Дочь полка 2

22
18
20
22
24
26
28
30

Тут Дженс достал пистолет и направил на рыжеволосую молоденькую девушку. Толпа сразу же замолчала и в ужасе посмотрела на капитана.

— Вы же сказали, что это допрос! — вдруг воскликнула Зорникова. — Что вы делаете?!

«Это допрос по-немецки», — подумала с ненавистью Катя и зажмурилась. Что же ей делать? Что же делать? Скажешь, что ты партизан — погибнут люди. И не скажешь — погибнут. Оставалось только смотреть, что будет дальше. Катя же солдат, она должна была что-то предпринять. Но в данный момент у неё были связаны руки. Выхода не было.

Капитан, тем временем, даже не посмотрел в сторону Агафьи. Его пистолет по-прежнему был наставлен на испуганную девушку:

— Partisan?! — крикнул он.

Та поднесла дрожащие руки к груди. Она быстро замотала головой и разревелась:

— Я не… я не… — её взгляд остановился на дуле страшного пистолета. Не выдержав, она упала на колени и опустила голову к земле. — Я ничего не делала! Ничего! Не надо! Не на-а-а-до! — взвыла девушка и, схватившись руками за волосы, забилась в истерике.

Дженс, понимая, что от неё толка будут мало, прицелился в бабу Раю:

— Partisan?!

— Какой я партизан? — обняла крепче Егора и Максима та. — Какой из меня партизан? Я старая вся! У меня двое внуков!

Братья стояли, прижавшись к своей бабушке. По щекам Егора катились слёзы. В такие моменты забываются все обиды и ссоры. Осознаёшь, что кроме этой ворчливой бабки и вредного брата у тебя никого нет. Никого. Родители? Связь с ними пропала ещё полгода назад. Ни одного письма не пришло ни от мамы, ни от папы. И это, несмотря на то, что воюют в разных местах. Остались только они — надоедливые, но родные люди, других нет. Августин уже собирался перевести слова пожилой женщины, но капитан жестом остановил его и опустил оружие.

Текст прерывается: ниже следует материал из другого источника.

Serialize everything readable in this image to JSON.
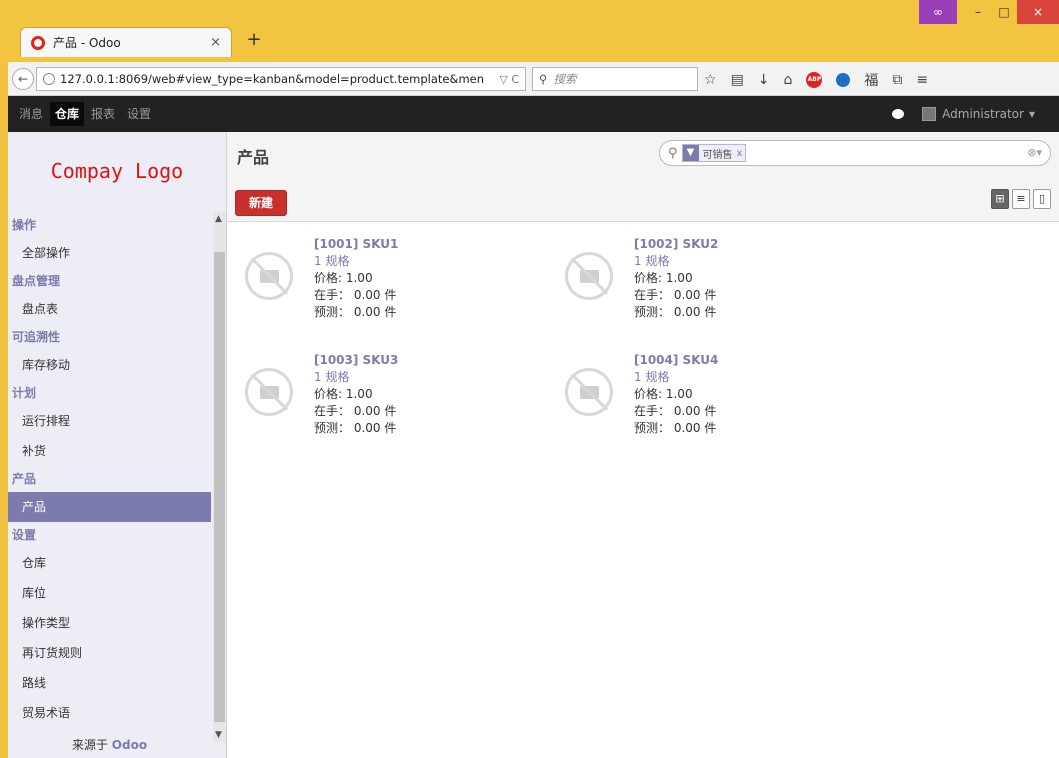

— Да где у нас тут партизаны? — крикнул кто-то из толпы. — У нас дети малые за спиной! Ну как мы можем воевать?! Вы сами себя услышьте! Мы оружие в руках никогда не держали! Не губите нас!

Снова повисла тишина, прерывающую только громкие всхлипы девушки, на которую некоторое время назад направили пистолет. Рядом стоящий Мишка, медленно присел и взял бедняжку за локоть:

— Вставай, Зин, — тихо проговорил он. — Вставай! Вставай!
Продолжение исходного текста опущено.